Unlike traditional securitizations, future flows transactions are confronted with several risks relating to the originator as well as the obligors and, therefore, these transactions rely on both structural features and credit enhancements to deal with risks.
The structural features in future flows transactions include (1) either complete originator-dependence or peripheral originator dependence; (2) creation and maintenance of overcollateralization and a reserve; (3) early amortization triggers; (4) more comprehensive representations and warranties of the originator/seller than in a traditional securitization; and (5) an insurance guarantee in the case of emerging market future flows deals.
A whole business securitization (also known as corporate securitization , corporate entity securitization, operating revenues securitization , or hybrid finance) captures the residual value of a business (i.e., the valuation of the business) and creates securities that represent this residual value.
In most whole business securitizations the SPV issues bonds in the market and with the funds so collected provides a loan to the operator (originator).

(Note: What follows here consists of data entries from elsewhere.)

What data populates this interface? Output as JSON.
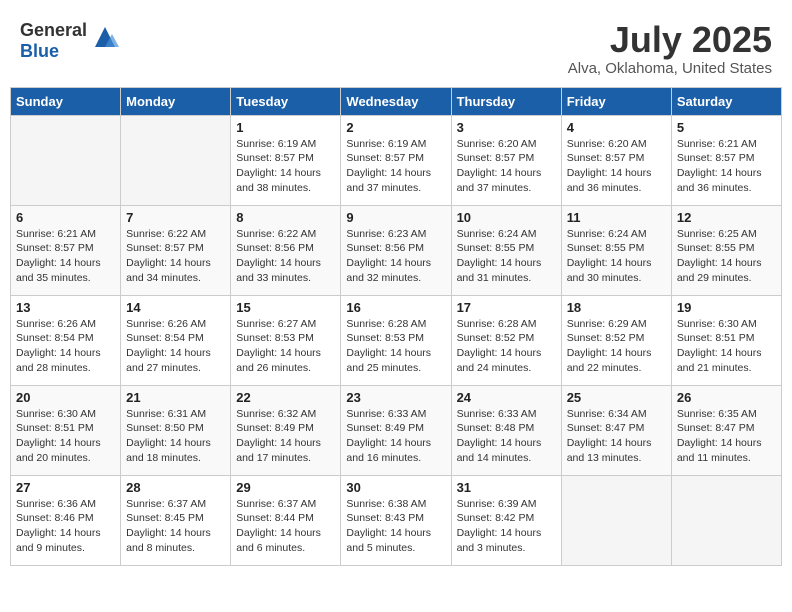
{
  "header": {
    "logo_general": "General",
    "logo_blue": "Blue",
    "month": "July 2025",
    "location": "Alva, Oklahoma, United States"
  },
  "weekdays": [
    "Sunday",
    "Monday",
    "Tuesday",
    "Wednesday",
    "Thursday",
    "Friday",
    "Saturday"
  ],
  "weeks": [
    [
      {
        "day": "",
        "sunrise": "",
        "sunset": "",
        "daylight": ""
      },
      {
        "day": "",
        "sunrise": "",
        "sunset": "",
        "daylight": ""
      },
      {
        "day": "1",
        "sunrise": "Sunrise: 6:19 AM",
        "sunset": "Sunset: 8:57 PM",
        "daylight": "Daylight: 14 hours and 38 minutes."
      },
      {
        "day": "2",
        "sunrise": "Sunrise: 6:19 AM",
        "sunset": "Sunset: 8:57 PM",
        "daylight": "Daylight: 14 hours and 37 minutes."
      },
      {
        "day": "3",
        "sunrise": "Sunrise: 6:20 AM",
        "sunset": "Sunset: 8:57 PM",
        "daylight": "Daylight: 14 hours and 37 minutes."
      },
      {
        "day": "4",
        "sunrise": "Sunrise: 6:20 AM",
        "sunset": "Sunset: 8:57 PM",
        "daylight": "Daylight: 14 hours and 36 minutes."
      },
      {
        "day": "5",
        "sunrise": "Sunrise: 6:21 AM",
        "sunset": "Sunset: 8:57 PM",
        "daylight": "Daylight: 14 hours and 36 minutes."
      }
    ],
    [
      {
        "day": "6",
        "sunrise": "Sunrise: 6:21 AM",
        "sunset": "Sunset: 8:57 PM",
        "daylight": "Daylight: 14 hours and 35 minutes."
      },
      {
        "day": "7",
        "sunrise": "Sunrise: 6:22 AM",
        "sunset": "Sunset: 8:57 PM",
        "daylight": "Daylight: 14 hours and 34 minutes."
      },
      {
        "day": "8",
        "sunrise": "Sunrise: 6:22 AM",
        "sunset": "Sunset: 8:56 PM",
        "daylight": "Daylight: 14 hours and 33 minutes."
      },
      {
        "day": "9",
        "sunrise": "Sunrise: 6:23 AM",
        "sunset": "Sunset: 8:56 PM",
        "daylight": "Daylight: 14 hours and 32 minutes."
      },
      {
        "day": "10",
        "sunrise": "Sunrise: 6:24 AM",
        "sunset": "Sunset: 8:55 PM",
        "daylight": "Daylight: 14 hours and 31 minutes."
      },
      {
        "day": "11",
        "sunrise": "Sunrise: 6:24 AM",
        "sunset": "Sunset: 8:55 PM",
        "daylight": "Daylight: 14 hours and 30 minutes."
      },
      {
        "day": "12",
        "sunrise": "Sunrise: 6:25 AM",
        "sunset": "Sunset: 8:55 PM",
        "daylight": "Daylight: 14 hours and 29 minutes."
      }
    ],
    [
      {
        "day": "13",
        "sunrise": "Sunrise: 6:26 AM",
        "sunset": "Sunset: 8:54 PM",
        "daylight": "Daylight: 14 hours and 28 minutes."
      },
      {
        "day": "14",
        "sunrise": "Sunrise: 6:26 AM",
        "sunset": "Sunset: 8:54 PM",
        "daylight": "Daylight: 14 hours and 27 minutes."
      },
      {
        "day": "15",
        "sunrise": "Sunrise: 6:27 AM",
        "sunset": "Sunset: 8:53 PM",
        "daylight": "Daylight: 14 hours and 26 minutes."
      },
      {
        "day": "16",
        "sunrise": "Sunrise: 6:28 AM",
        "sunset": "Sunset: 8:53 PM",
        "daylight": "Daylight: 14 hours and 25 minutes."
      },
      {
        "day": "17",
        "sunrise": "Sunrise: 6:28 AM",
        "sunset": "Sunset: 8:52 PM",
        "daylight": "Daylight: 14 hours and 24 minutes."
      },
      {
        "day": "18",
        "sunrise": "Sunrise: 6:29 AM",
        "sunset": "Sunset: 8:52 PM",
        "daylight": "Daylight: 14 hours and 22 minutes."
      },
      {
        "day": "19",
        "sunrise": "Sunrise: 6:30 AM",
        "sunset": "Sunset: 8:51 PM",
        "daylight": "Daylight: 14 hours and 21 minutes."
      }
    ],
    [
      {
        "day": "20",
        "sunrise": "Sunrise: 6:30 AM",
        "sunset": "Sunset: 8:51 PM",
        "daylight": "Daylight: 14 hours and 20 minutes."
      },
      {
        "day": "21",
        "sunrise": "Sunrise: 6:31 AM",
        "sunset": "Sunset: 8:50 PM",
        "daylight": "Daylight: 14 hours and 18 minutes."
      },
      {
        "day": "22",
        "sunrise": "Sunrise: 6:32 AM",
        "sunset": "Sunset: 8:49 PM",
        "daylight": "Daylight: 14 hours and 17 minutes."
      },
      {
        "day": "23",
        "sunrise": "Sunrise: 6:33 AM",
        "sunset": "Sunset: 8:49 PM",
        "daylight": "Daylight: 14 hours and 16 minutes."
      },
      {
        "day": "24",
        "sunrise": "Sunrise: 6:33 AM",
        "sunset": "Sunset: 8:48 PM",
        "daylight": "Daylight: 14 hours and 14 minutes."
      },
      {
        "day": "25",
        "sunrise": "Sunrise: 6:34 AM",
        "sunset": "Sunset: 8:47 PM",
        "daylight": "Daylight: 14 hours and 13 minutes."
      },
      {
        "day": "26",
        "sunrise": "Sunrise: 6:35 AM",
        "sunset": "Sunset: 8:47 PM",
        "daylight": "Daylight: 14 hours and 11 minutes."
      }
    ],
    [
      {
        "day": "27",
        "sunrise": "Sunrise: 6:36 AM",
        "sunset": "Sunset: 8:46 PM",
        "daylight": "Daylight: 14 hours and 9 minutes."
      },
      {
        "day": "28",
        "sunrise": "Sunrise: 6:37 AM",
        "sunset": "Sunset: 8:45 PM",
        "daylight": "Daylight: 14 hours and 8 minutes."
      },
      {
        "day": "29",
        "sunrise": "Sunrise: 6:37 AM",
        "sunset": "Sunset: 8:44 PM",
        "daylight": "Daylight: 14 hours and 6 minutes."
      },
      {
        "day": "30",
        "sunrise": "Sunrise: 6:38 AM",
        "sunset": "Sunset: 8:43 PM",
        "daylight": "Daylight: 14 hours and 5 minutes."
      },
      {
        "day": "31",
        "sunrise": "Sunrise: 6:39 AM",
        "sunset": "Sunset: 8:42 PM",
        "daylight": "Daylight: 14 hours and 3 minutes."
      },
      {
        "day": "",
        "sunrise": "",
        "sunset": "",
        "daylight": ""
      },
      {
        "day": "",
        "sunrise": "",
        "sunset": "",
        "daylight": ""
      }
    ]
  ]
}
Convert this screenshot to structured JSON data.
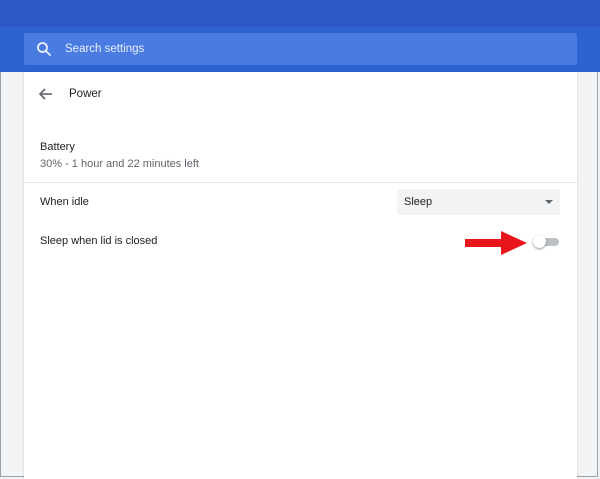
{
  "search": {
    "placeholder": "Search settings",
    "icon": "search-icon"
  },
  "page": {
    "title": "Power",
    "back_icon": "arrow-back-icon"
  },
  "battery": {
    "label": "Battery",
    "status": "30% - 1 hour and 22 minutes left"
  },
  "when_idle": {
    "label": "When idle",
    "selected": "Sleep"
  },
  "lid": {
    "label": "Sleep when lid is closed",
    "enabled": false
  },
  "colors": {
    "header": "#2f62d1",
    "search_bg": "#4a7be0",
    "annotation_arrow": "#e8151b",
    "toggle_off": "#bdc1c6"
  }
}
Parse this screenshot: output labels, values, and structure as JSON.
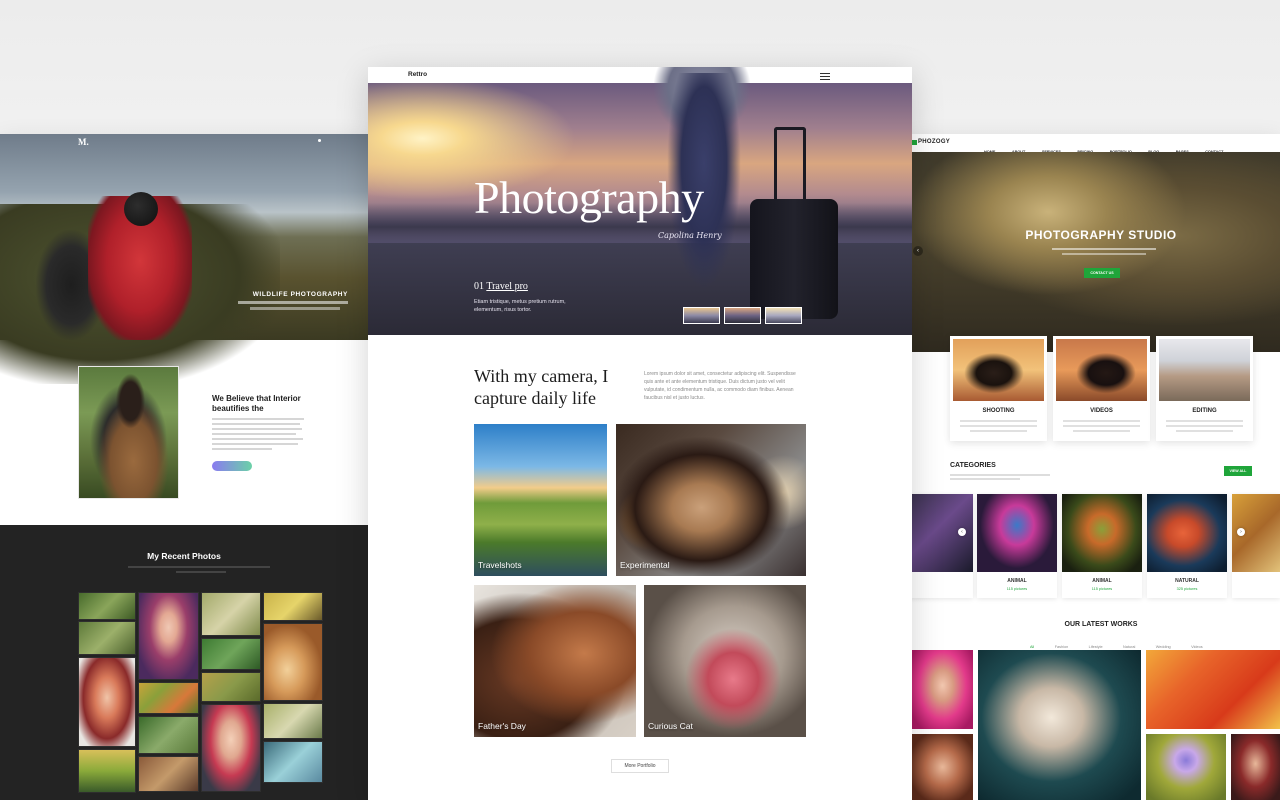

Whole business transactions are based on a loan structure which is in contrast to a traditional securitization wherein the SPV purchases the assets of the originator (a true sale structure) rather than making a loan (based on the capitalization of operating profits) to the operating company.
In a whole business securitization, the originator agrees to repay the loan in fixed installments of interest and principal and the SPV using these installment payments to pay off the obligations on the bonds it issued.
Whole business securitizations are not designed to be bankruptcy remote as far as the originator is concerned because there is no sale, and hence, no true sale, of the assets to the lending SPV.
Unlike traditional securitizations, whole business securitizations are characterized more by structural protection (i.e., a strong collateralized lending transaction) than by the typical hierarchy of credit enhancements.
The common structural enhancements in whole business securitizations are (1) breach of covenants/administrative receivership, (2) financial covenants, (3) liquidity facilities, (4) working capital facilities, and (5) restrictive covenants.
The cash flow waterfall for whole business securitizations generally cover the following scenarios: (1) preenforcement (i.e., until the trustees’ security interest has been enforced); (2) postenforcement (i.e., after the trustees have decided to invoke the security interest); and (3) postacceleration (i.e., if decided to take the business down the winding up route).
Some significant attributes of the operating entity in a whole securitization are (1) entry barriers, (2) demonstration of successful presence, (3) maintainability of future profits, (4) realizable asset value, (5) brand name, and (6) stable management and efficient internal controls.
A relatively new asset class in the securitization market is the securitization of the value of in-force life insurance policies, or the embedded value of life insurance.
Unlike other risk transfer devices, securitization of life insurance profits is not essentially a risk transfer device but predominantly a device to monetize the profits inherent in already contracted life insurance policies.